Henrique Meirelles. Foto: Carta Capital


Sem atacar o sistema da dívida, mecanismo que produz sempre o mesmo resultado - desigualdades, pobreza, fome, desemprego etc., - o  país não conseguirá sair desta situação de crise econômica, política e social decadente em que se encontra.
Henrique Meireles, o escudo blindado de Temer, que se instalou no Palácio do Planalto desde então e, atualmente, articula junto ao Congresso a aprovação de um “alongamento” da dívida brasileira, mediante o lançamento de papéis do Tesouro Nacional, a juros incontroláveis (flutuantes) e com vencimentos em 100 anos, que será mais uma amarra para aprofundar o sistema de endividamento e favorecer a especulação por parte do capital financeiro. O mesmo aconteceu com a política “econômica” do Macri, na Argentina. Esse governo ilegítimo está abrindo mão da soberania nacional e comprometendo o futuro das próximas gerações, eternizando a dívida pública. Qualquer semelhança com Argentina não é mera coincidência. Macri e Meirelles são velhos comparsas e o processo para suprimir a democracia segue o mesmo roteiro aqui e ali, sob monitoramento e apoio dos países imperialistas.

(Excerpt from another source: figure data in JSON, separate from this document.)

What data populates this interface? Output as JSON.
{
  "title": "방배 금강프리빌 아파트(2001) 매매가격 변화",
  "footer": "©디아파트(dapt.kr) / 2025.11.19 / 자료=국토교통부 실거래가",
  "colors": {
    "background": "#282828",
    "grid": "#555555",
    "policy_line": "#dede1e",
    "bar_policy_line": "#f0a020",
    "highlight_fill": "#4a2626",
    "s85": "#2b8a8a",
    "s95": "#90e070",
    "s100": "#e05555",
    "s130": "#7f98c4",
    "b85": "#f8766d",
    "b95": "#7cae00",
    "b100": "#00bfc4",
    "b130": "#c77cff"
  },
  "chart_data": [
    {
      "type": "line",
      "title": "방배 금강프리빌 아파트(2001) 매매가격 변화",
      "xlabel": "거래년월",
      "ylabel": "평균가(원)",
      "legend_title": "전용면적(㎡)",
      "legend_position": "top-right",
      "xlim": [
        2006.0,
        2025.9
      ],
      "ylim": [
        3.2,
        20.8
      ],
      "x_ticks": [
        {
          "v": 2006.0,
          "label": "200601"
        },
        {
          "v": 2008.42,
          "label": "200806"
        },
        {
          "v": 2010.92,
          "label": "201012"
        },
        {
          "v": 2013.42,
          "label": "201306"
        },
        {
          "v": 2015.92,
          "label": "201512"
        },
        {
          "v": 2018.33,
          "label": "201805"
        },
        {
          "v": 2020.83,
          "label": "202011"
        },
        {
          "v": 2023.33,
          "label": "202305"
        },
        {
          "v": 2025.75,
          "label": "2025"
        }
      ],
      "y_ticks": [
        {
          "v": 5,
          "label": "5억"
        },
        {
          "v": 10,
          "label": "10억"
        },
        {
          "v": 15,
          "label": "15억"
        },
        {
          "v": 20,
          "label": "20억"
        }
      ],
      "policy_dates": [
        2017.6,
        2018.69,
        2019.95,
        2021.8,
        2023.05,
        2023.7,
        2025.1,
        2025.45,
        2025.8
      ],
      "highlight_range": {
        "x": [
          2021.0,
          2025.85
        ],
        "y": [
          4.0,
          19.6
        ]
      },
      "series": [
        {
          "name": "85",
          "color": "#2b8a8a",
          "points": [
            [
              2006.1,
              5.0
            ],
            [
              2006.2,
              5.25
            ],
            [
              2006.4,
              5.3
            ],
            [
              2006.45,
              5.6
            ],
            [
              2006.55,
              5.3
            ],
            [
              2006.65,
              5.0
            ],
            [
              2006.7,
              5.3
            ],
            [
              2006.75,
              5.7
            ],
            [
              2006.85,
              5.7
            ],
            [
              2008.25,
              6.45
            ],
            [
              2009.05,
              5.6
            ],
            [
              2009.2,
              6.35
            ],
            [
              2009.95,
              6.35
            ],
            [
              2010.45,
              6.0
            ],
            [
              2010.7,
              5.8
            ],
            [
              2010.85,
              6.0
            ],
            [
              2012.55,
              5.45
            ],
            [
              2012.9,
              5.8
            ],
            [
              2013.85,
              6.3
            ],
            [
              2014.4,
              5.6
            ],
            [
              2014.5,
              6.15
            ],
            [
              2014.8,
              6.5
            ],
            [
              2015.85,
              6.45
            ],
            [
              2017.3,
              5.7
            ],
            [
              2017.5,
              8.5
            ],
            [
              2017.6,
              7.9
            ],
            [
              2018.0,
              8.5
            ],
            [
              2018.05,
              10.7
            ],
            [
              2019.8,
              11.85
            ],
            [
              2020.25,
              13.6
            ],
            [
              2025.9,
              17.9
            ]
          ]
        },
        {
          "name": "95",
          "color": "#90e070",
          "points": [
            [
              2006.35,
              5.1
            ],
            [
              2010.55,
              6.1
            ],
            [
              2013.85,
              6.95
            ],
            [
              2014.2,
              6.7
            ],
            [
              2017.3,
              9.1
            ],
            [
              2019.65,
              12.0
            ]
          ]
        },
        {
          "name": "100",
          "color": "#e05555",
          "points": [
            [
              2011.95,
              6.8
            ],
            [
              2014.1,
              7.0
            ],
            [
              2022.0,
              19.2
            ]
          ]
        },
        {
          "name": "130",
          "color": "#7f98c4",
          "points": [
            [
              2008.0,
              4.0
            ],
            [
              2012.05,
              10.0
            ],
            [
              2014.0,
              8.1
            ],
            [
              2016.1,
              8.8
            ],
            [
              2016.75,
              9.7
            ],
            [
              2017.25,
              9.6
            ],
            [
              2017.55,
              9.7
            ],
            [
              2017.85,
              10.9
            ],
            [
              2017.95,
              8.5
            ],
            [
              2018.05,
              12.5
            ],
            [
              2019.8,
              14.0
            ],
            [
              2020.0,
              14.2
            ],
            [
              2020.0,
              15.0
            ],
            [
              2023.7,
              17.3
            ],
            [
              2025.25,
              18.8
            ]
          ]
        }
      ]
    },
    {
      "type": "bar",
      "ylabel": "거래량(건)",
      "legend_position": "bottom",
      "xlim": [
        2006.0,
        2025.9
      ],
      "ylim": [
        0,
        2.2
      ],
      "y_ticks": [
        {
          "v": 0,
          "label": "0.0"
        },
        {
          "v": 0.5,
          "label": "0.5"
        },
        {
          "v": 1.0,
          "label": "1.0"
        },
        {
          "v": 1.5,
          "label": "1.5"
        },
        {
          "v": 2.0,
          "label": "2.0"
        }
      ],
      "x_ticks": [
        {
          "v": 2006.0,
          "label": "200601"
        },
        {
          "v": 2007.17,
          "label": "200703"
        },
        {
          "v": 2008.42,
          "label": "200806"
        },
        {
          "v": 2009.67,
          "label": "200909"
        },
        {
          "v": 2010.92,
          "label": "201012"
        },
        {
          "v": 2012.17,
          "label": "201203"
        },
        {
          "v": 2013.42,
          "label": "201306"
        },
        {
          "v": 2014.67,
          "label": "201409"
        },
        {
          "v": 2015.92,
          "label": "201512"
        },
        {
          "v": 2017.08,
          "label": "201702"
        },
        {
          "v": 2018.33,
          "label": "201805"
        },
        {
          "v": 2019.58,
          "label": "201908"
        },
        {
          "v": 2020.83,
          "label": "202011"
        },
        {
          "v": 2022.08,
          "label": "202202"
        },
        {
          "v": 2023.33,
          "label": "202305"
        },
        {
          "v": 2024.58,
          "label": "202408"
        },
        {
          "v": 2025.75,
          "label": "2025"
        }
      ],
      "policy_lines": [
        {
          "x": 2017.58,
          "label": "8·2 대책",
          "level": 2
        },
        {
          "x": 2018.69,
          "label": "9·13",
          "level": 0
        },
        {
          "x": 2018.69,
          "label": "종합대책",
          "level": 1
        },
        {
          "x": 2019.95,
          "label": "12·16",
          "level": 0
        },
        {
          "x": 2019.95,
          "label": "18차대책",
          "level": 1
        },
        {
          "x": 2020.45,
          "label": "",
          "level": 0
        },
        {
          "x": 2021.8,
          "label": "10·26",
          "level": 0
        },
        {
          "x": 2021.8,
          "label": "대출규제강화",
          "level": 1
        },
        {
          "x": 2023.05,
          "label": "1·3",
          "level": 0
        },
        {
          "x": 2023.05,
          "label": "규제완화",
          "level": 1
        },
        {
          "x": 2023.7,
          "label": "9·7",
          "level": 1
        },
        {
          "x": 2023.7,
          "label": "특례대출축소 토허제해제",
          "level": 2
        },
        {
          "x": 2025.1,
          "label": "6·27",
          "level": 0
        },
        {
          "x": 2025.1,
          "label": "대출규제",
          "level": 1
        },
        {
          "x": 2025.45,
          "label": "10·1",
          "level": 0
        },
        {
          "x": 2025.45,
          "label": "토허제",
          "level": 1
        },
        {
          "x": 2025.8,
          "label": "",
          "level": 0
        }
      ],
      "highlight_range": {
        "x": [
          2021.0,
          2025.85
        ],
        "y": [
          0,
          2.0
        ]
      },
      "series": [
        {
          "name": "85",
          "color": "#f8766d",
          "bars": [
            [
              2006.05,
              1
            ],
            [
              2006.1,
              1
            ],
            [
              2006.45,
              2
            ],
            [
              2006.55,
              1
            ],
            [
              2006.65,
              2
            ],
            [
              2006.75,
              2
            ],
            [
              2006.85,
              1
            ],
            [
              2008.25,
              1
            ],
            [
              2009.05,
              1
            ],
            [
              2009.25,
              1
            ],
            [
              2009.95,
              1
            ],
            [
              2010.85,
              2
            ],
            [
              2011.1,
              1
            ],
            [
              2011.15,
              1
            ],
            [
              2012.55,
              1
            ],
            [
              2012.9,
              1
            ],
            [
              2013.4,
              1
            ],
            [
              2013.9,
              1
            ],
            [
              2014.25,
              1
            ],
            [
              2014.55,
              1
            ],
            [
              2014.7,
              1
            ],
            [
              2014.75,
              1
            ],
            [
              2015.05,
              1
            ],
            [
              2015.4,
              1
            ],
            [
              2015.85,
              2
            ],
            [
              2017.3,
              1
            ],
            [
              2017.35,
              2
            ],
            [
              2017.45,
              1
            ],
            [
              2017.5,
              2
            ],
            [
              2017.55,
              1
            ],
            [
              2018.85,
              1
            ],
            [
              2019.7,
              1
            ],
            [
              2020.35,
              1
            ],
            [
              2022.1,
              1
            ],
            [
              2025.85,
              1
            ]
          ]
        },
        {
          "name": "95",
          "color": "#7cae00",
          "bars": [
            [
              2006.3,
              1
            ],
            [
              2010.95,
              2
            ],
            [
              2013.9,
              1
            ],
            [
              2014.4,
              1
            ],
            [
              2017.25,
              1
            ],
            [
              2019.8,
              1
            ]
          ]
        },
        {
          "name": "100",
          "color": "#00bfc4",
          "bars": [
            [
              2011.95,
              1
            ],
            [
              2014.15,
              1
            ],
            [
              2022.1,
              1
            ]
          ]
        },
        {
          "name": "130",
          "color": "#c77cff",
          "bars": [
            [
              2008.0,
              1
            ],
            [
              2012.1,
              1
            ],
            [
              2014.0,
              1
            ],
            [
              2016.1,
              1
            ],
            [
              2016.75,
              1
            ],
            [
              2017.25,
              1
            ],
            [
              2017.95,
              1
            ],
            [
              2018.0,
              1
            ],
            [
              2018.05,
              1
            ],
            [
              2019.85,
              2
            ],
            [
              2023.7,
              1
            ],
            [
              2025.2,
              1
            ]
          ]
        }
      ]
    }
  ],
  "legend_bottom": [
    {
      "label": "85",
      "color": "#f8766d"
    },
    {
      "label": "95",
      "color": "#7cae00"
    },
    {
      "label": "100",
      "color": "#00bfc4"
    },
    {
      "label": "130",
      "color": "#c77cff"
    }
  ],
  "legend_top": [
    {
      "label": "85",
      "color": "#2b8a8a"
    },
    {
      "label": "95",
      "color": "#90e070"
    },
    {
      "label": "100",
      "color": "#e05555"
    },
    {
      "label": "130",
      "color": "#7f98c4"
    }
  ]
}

A extrema concentração de capital industrial e financeiro, as guerras, o desemprego estrutural, a precarização do trabalho, as privatizações, os ajustes fiscais são parte do sistema neoliberal que sequestrou a democracia e tudo isso ocorre com o apoio da grande midia empresarial e com o financiamento público. O que resulta na radicalização dos ataques ao chamado “estado de direito” visando “derreter” a política, para que então consolidem seu projeto de pensamento único. O totalitarismo midiático a serviço dos piratas financistas confunde a opinião pública e determinam a política sem precisar passar por eleição. Essa mesma mídia age para desinformar a opinião pública e desmobilizar quaisquer tentativas de mobilização popular autônoma, criminalizando e incentivando o uso da violência como forma de conter as manifestações em defesa da vida, dos direitos e dos territórios.

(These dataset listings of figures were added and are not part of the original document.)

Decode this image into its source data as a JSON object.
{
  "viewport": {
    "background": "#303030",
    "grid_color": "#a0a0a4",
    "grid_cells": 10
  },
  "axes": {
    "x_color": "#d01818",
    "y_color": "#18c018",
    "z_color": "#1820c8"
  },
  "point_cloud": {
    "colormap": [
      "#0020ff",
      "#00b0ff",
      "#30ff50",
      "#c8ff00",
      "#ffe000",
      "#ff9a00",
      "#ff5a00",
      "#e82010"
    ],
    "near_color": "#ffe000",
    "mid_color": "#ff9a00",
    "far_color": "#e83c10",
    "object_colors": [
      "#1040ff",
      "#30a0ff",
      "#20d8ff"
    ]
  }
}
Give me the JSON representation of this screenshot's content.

Tudo e todos viramos mercadorias. Assim chegamos, no século XXI, ao tão propagado Estado mínimo neoliberal e de um Estado máximo para financiar o avanço das fronteiras territoriais do capital. O Estado é máximo também quando se trata de garantir os lucros das empresas e a impor o controle social por meio do recrudescimento do Estado penal e da militarização. Enquanto isso, generosos resultados primários são conquistados para pagar os credores da dívida, mais que isso, bens e empresas públicas são abertas à capitalização e à privatização. Essa é a base do acordo entre máfias políticas, elites financeiras e a mídia empresarial. Mais do que nunca faz-se necessário a construção da unidade popular dos setores comprometidos com o desenvolvimento democrático e soberano do país para combater e derrotar o projeto dos inimigos do povo.
Queremos democracia real já! Precisamos criar espaços de democracia direta como Assembleias Populares e outros instrumentos de convergência dos movimentos populares, bem como, fortalecer os nossos próprios meios de comunicação apoiando iniciativas amplas de mídia alternativa em todo o país. A crise de projeto ao qual o país vem passando, agudizada pelo caos criado pela agenda ultraliberal do governo golpista, precisa ter como resposta a mobilização social e a construção de um projeto popular alternativo de país, fomentada desde os de baixo.
Há quase 20 anos a Rede Jubileu Sul se dedica à luta dos povos excluídos, vítimas diretas da máquina do endividamento. Neste processo de resgate da democracia, exigimos uma AUDITORIA INTEGRAL DA DÍVIDA PÚBLICA brasileira. É preciso expor para toda a nação quem são os verdadeiros credores. Lembremos sempre que essas dívidas são imperdoáveis! Não devemos, não pagamos! Nós, os povos, somos os verdadeiros credores!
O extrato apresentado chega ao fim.